Medical Language ↔ Plain English

Inclusion Criteria: * Diagnosis of NMOSD according to the 2015 International Panel for NMO Diagnosis (IPND) consensus criteria. * Seropositivity for AQP4 immunoglobulin G (AQP4-IgG) confirmed by a cell-based assay (either live or fixed) that meets the threshold for positivity set by the local testing laboratory. * Age ≥18 years at the time of consent. * Ability and willingness to provide informed consent and comply with all study procedures, including scheduled visits, laboratory tests, and assessments. * Eligible to receive any of the study drugs based on clinical judgment Exclusion Criteria: * Known active hepatitis B virus (HBV) infection, defined as a positive hepatitis B surface antigen or detectable HBV DNA by PCR. * Known active hepatitis C virus (HCV) infection, defined as detectable HCV RNA by PCR. * Known active or latent tuberculosis, evidenced by a positive interferon-gamma release assay (IGRA) unless fully treated per local guidelines before enrollment. * Known or suspected immunodeficiency disorders, including but not limited to HIV infection with CD4 count \<200 cells/mm³ or any condition requiring chronic immunosuppressive therapy outside the scope of the study drugs. * Pregnancy or breastfeeding, or intention to conceive during the study period. Pregnancy is excluded due to insufficient safety data for the investigational treatments in this population.
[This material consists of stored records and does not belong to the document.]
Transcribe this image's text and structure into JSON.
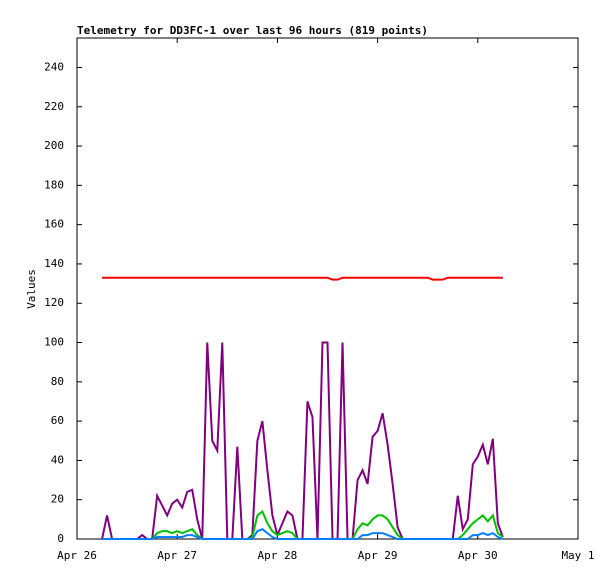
{
  "chart_data": {
    "type": "line",
    "title": "Telemetry for DD3FC-1 over last 96 hours (819 points)",
    "y_label": "Values",
    "x": [
      0.25,
      0.3,
      0.35,
      0.4,
      0.45,
      0.5,
      0.55,
      0.6,
      0.65,
      0.7,
      0.75,
      0.8,
      0.85,
      0.9,
      0.95,
      1.0,
      1.05,
      1.1,
      1.15,
      1.2,
      1.25,
      1.3,
      1.35,
      1.4,
      1.45,
      1.5,
      1.55,
      1.6,
      1.65,
      1.7,
      1.75,
      1.8,
      1.85,
      1.9,
      1.95,
      2.0,
      2.05,
      2.1,
      2.15,
      2.2,
      2.25,
      2.3,
      2.35,
      2.4,
      2.45,
      2.5,
      2.55,
      2.6,
      2.65,
      2.7,
      2.75,
      2.8,
      2.85,
      2.9,
      2.95,
      3.0,
      3.05,
      3.1,
      3.15,
      3.2,
      3.25,
      3.3,
      3.35,
      3.4,
      3.45,
      3.5,
      3.55,
      3.6,
      3.65,
      3.7,
      3.75,
      3.8,
      3.85,
      3.9,
      3.95,
      4.0,
      4.05,
      4.1,
      4.15,
      4.2,
      4.25
    ],
    "series": [
      {
        "color": "#ff0000",
        "values": [
          133,
          133,
          133,
          133,
          133,
          133,
          133,
          133,
          133,
          133,
          133,
          133,
          133,
          133,
          133,
          133,
          133,
          133,
          133,
          133,
          133,
          133,
          133,
          133,
          133,
          133,
          133,
          133,
          133,
          133,
          133,
          133,
          133,
          133,
          133,
          133,
          133,
          133,
          133,
          133,
          133,
          133,
          133,
          133,
          133,
          133,
          132,
          132,
          133,
          133,
          133,
          133,
          133,
          133,
          133,
          133,
          133,
          133,
          133,
          133,
          133,
          133,
          133,
          133,
          133,
          133,
          132,
          132,
          132,
          133,
          133,
          133,
          133,
          133,
          133,
          133,
          133,
          133,
          133,
          133,
          133
        ]
      },
      {
        "color": "#800080",
        "values": [
          0,
          12,
          0,
          0,
          0,
          0,
          0,
          0,
          2,
          0,
          0,
          22,
          17,
          12,
          18,
          20,
          16,
          24,
          25,
          10,
          0,
          100,
          50,
          45,
          100,
          0,
          0,
          47,
          0,
          0,
          2,
          50,
          60,
          35,
          12,
          2,
          8,
          14,
          12,
          0,
          0,
          70,
          62,
          0,
          100,
          100,
          0,
          0,
          100,
          0,
          0,
          30,
          35,
          28,
          52,
          55,
          64,
          48,
          28,
          6,
          0,
          0,
          0,
          0,
          0,
          0,
          0,
          0,
          0,
          0,
          0,
          22,
          5,
          10,
          38,
          42,
          48,
          38,
          51,
          8,
          1
        ]
      },
      {
        "color": "#00c000",
        "values": [
          0,
          0,
          0,
          0,
          0,
          0,
          0,
          0,
          0,
          0,
          0,
          3,
          4,
          4,
          3,
          4,
          3,
          4,
          5,
          2,
          0,
          0,
          0,
          0,
          0,
          0,
          0,
          0,
          0,
          0,
          1,
          12,
          14,
          8,
          4,
          2,
          3,
          4,
          3,
          0,
          0,
          0,
          0,
          0,
          0,
          0,
          0,
          0,
          0,
          0,
          0,
          5,
          8,
          7,
          10,
          12,
          12,
          10,
          6,
          2,
          0,
          0,
          0,
          0,
          0,
          0,
          0,
          0,
          0,
          0,
          0,
          0,
          2,
          5,
          8,
          10,
          12,
          9,
          12,
          3,
          1
        ]
      },
      {
        "color": "#0080ff",
        "values": [
          0,
          0,
          0,
          0,
          0,
          0,
          0,
          0,
          0,
          0,
          0,
          1,
          1,
          1,
          1,
          1,
          1,
          2,
          2,
          1,
          0,
          0,
          0,
          0,
          0,
          0,
          0,
          0,
          0,
          0,
          0,
          4,
          5,
          3,
          1,
          0,
          0,
          0,
          0,
          0,
          0,
          0,
          0,
          0,
          0,
          0,
          0,
          0,
          0,
          0,
          0,
          0,
          2,
          2,
          3,
          3,
          3,
          2,
          1,
          0,
          0,
          0,
          0,
          0,
          0,
          0,
          0,
          0,
          0,
          0,
          0,
          0,
          0,
          0,
          2,
          2,
          3,
          2,
          3,
          1,
          0
        ]
      }
    ],
    "xlim": [
      0,
      5
    ],
    "xticks": [
      {
        "value": 0,
        "label": "Apr 26"
      },
      {
        "value": 1,
        "label": "Apr 27"
      },
      {
        "value": 2,
        "label": "Apr 28"
      },
      {
        "value": 3,
        "label": "Apr 29"
      },
      {
        "value": 4,
        "label": "Apr 30"
      },
      {
        "value": 5,
        "label": "May 1"
      }
    ],
    "ylim": [
      0,
      255
    ],
    "yticks": [
      0,
      20,
      40,
      60,
      80,
      100,
      120,
      140,
      160,
      180,
      200,
      220,
      240
    ]
  }
}
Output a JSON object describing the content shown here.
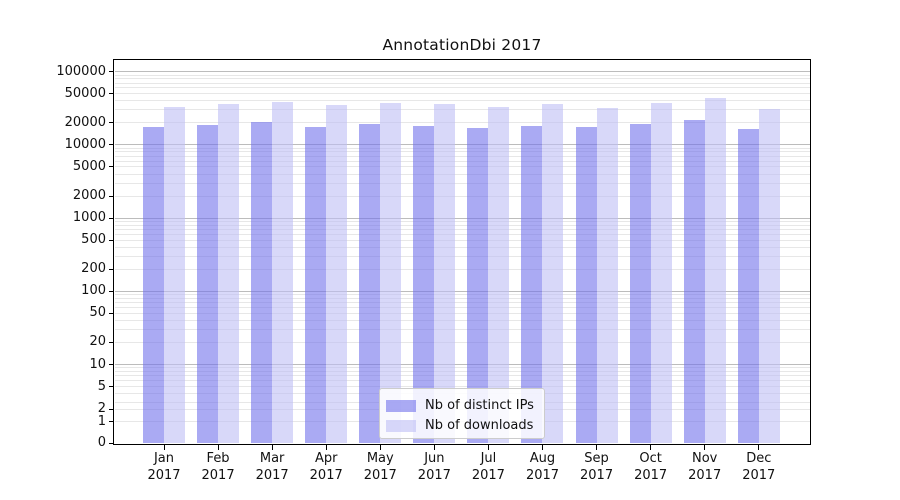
{
  "chart_data": {
    "type": "bar",
    "title": "AnnotationDbi 2017",
    "categories": [
      "Jan 2017",
      "Feb 2017",
      "Mar 2017",
      "Apr 2017",
      "May 2017",
      "Jun 2017",
      "Jul 2017",
      "Aug 2017",
      "Sep 2017",
      "Oct 2017",
      "Nov 2017",
      "Dec 2017"
    ],
    "series": [
      {
        "name": "Nb of distinct IPs",
        "color": "#7171eb",
        "alpha": 0.6,
        "values": [
          17300,
          18600,
          20600,
          17300,
          19200,
          18300,
          16800,
          18000,
          17600,
          19600,
          21800,
          16400
        ]
      },
      {
        "name": "Nb of downloads",
        "color": "#bebef5",
        "alpha": 0.6,
        "values": [
          32500,
          36200,
          38700,
          35600,
          37500,
          36200,
          32500,
          36000,
          31800,
          36800,
          43500,
          31000
        ]
      }
    ],
    "xlabel": "",
    "ylabel": "",
    "yscale": "symlog",
    "yticks": [
      0,
      1,
      2,
      5,
      10,
      20,
      50,
      100,
      200,
      500,
      1000,
      2000,
      5000,
      10000,
      20000,
      50000,
      100000
    ],
    "ytick_labels": [
      "0",
      "1",
      "2",
      "5",
      "10",
      "20",
      "50",
      "100",
      "200",
      "500",
      "1000",
      "2000",
      "5000",
      "10000",
      "20000",
      "50000",
      "100000"
    ],
    "ylim": [
      0,
      140000
    ],
    "grid": true,
    "grid_major_color": "#bcbcbc",
    "grid_minor_color": "#e7e7e7",
    "legend_position": "lower center"
  }
}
Women of childbearing potential must agree to use effective contraception throughout the study and for a defined period following the last dose of study drug, per product labeling or institutional guidance. * Any medical, psychiatric, or neurological condition that, in the investigator's opinion, may interfere with study participation, pose additional risk to the participant, or confound interpretation of study results. * Inability or unwillingness to comply with the requirements of the protocol, including scheduled visits, evaluations, or procedures, based on investigator assessment. * Known hypersensitivity or severe allergic reaction to any component of the study drugs or pre-medications required for infusion.

Outcomes

Primary Outcomes

Time to adjudicated safety or tolerability failure

Includes adverse events, tolerability, patient preference, or logistical barriers.
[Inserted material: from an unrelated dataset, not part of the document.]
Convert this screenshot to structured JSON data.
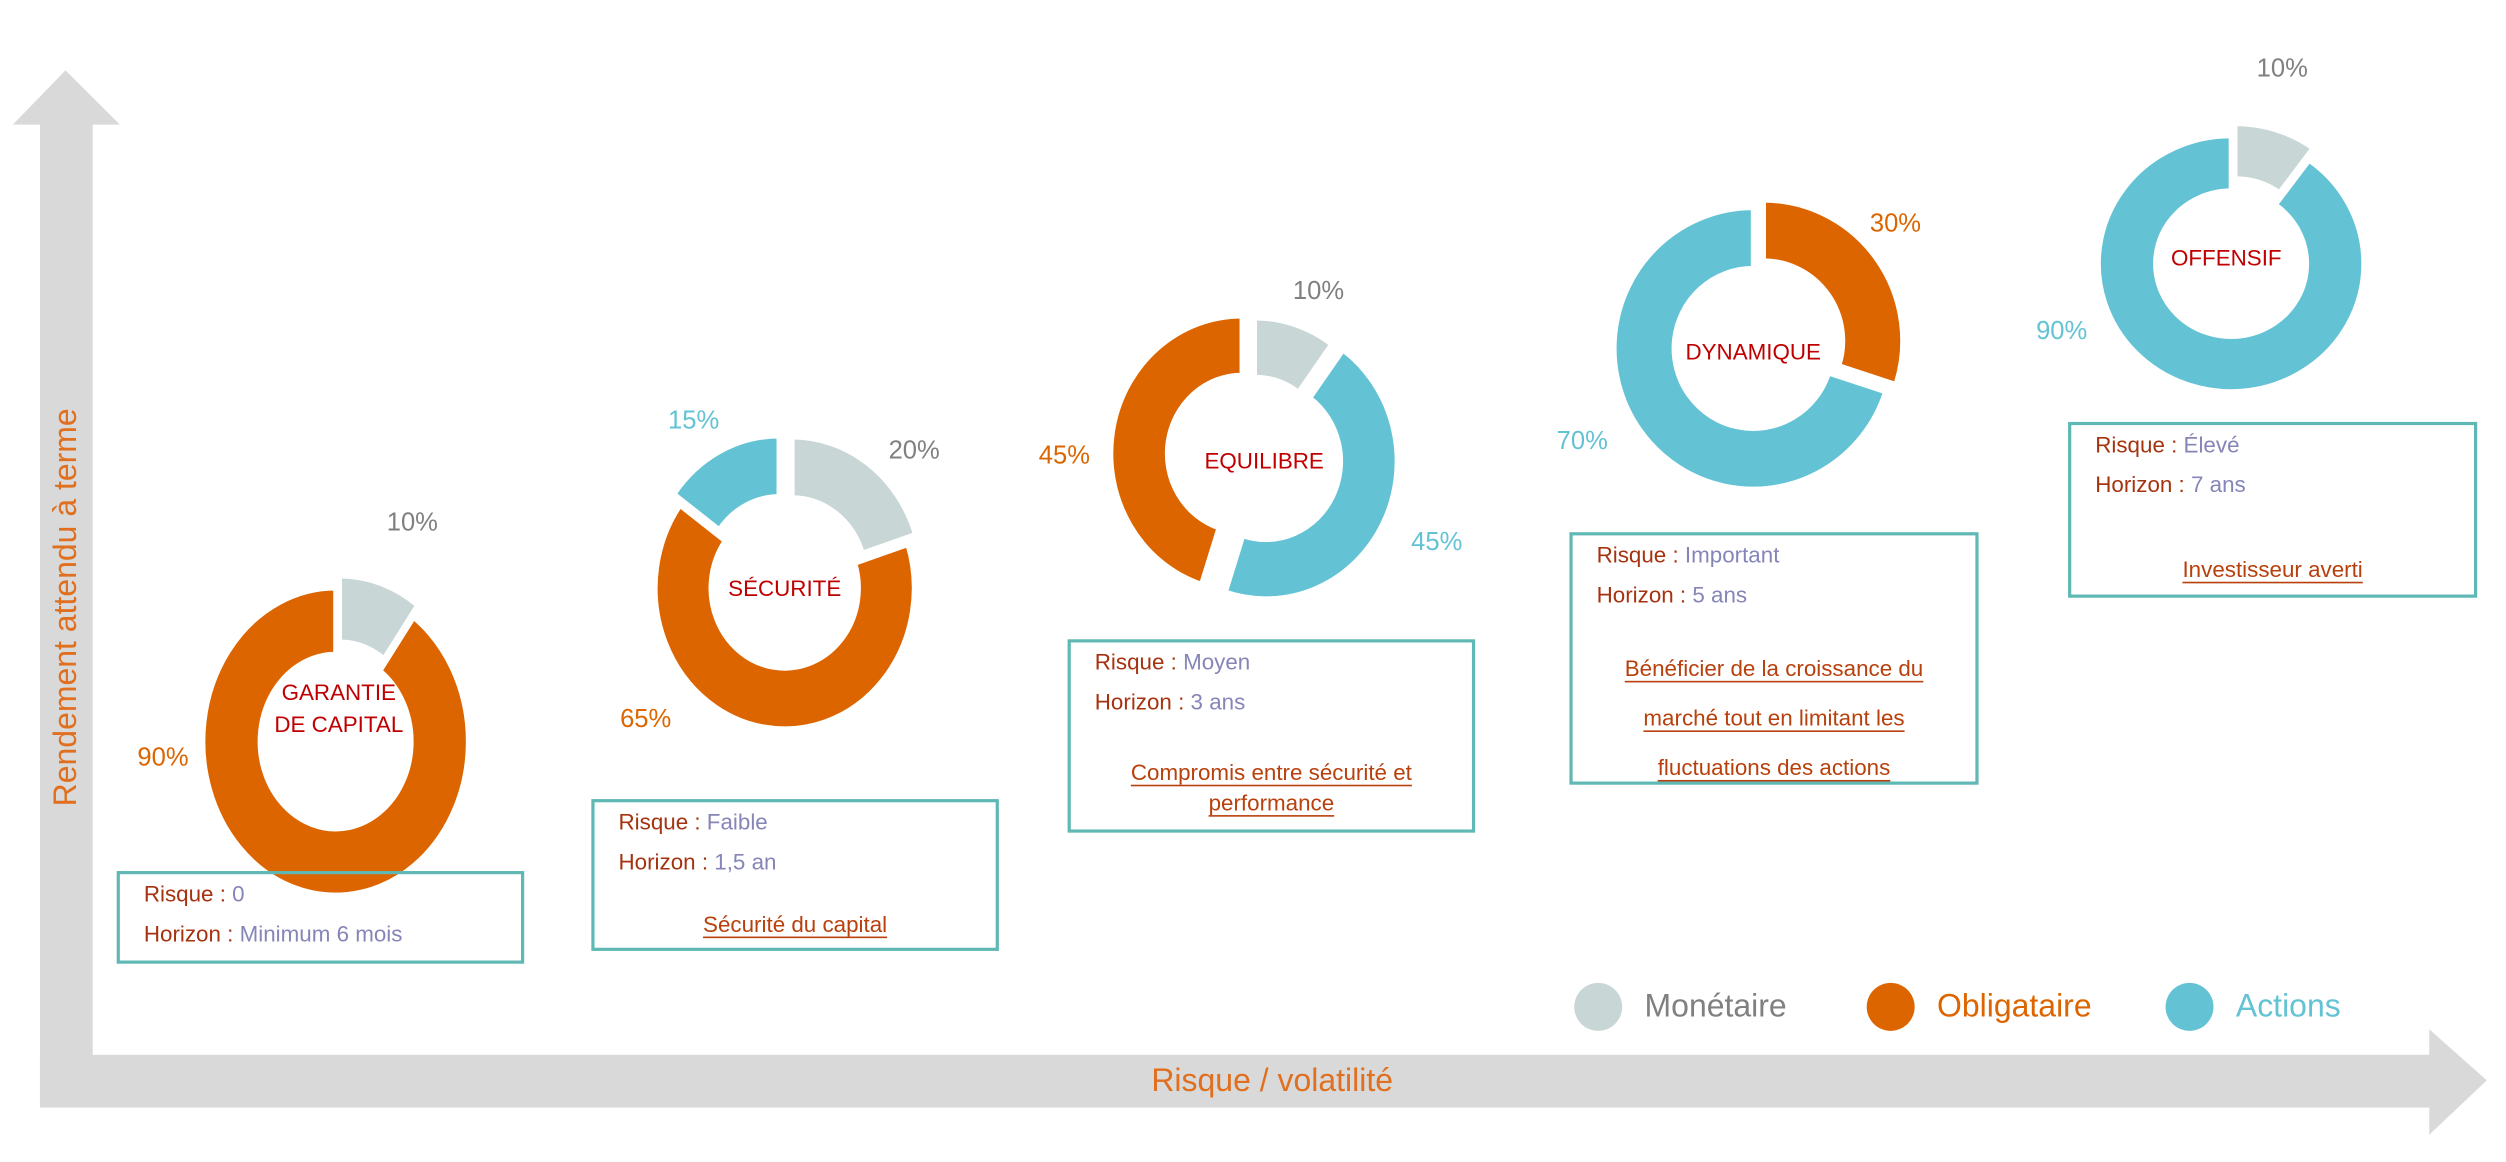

Time frame: From date of randomization until the date of first adjudicated safety or tolerability failure or adjudicated relapse, whichever comes first, assessed up to 48 months

Time to adjudicated relapse

As determined by the blinded Relapse Adjudication Committee using pre-specified clinical and imaging criteria

Time frame: From date of randomization until the date of adjudicated relapse or first treatment discontinuation, whichever comes first, assessed up to 48 months

Secondary Outcomes

Expanded Disability Status Scale (EDSS)

Quantifies the severity of disability in patients with neuroinflammatory disorders such as NMOSD. The scale ranges from 0 to 10 in half-point increments, where 0 indicates normal neurological function and 10 represents death due to neurological causes. Higher scores reflect greater disability.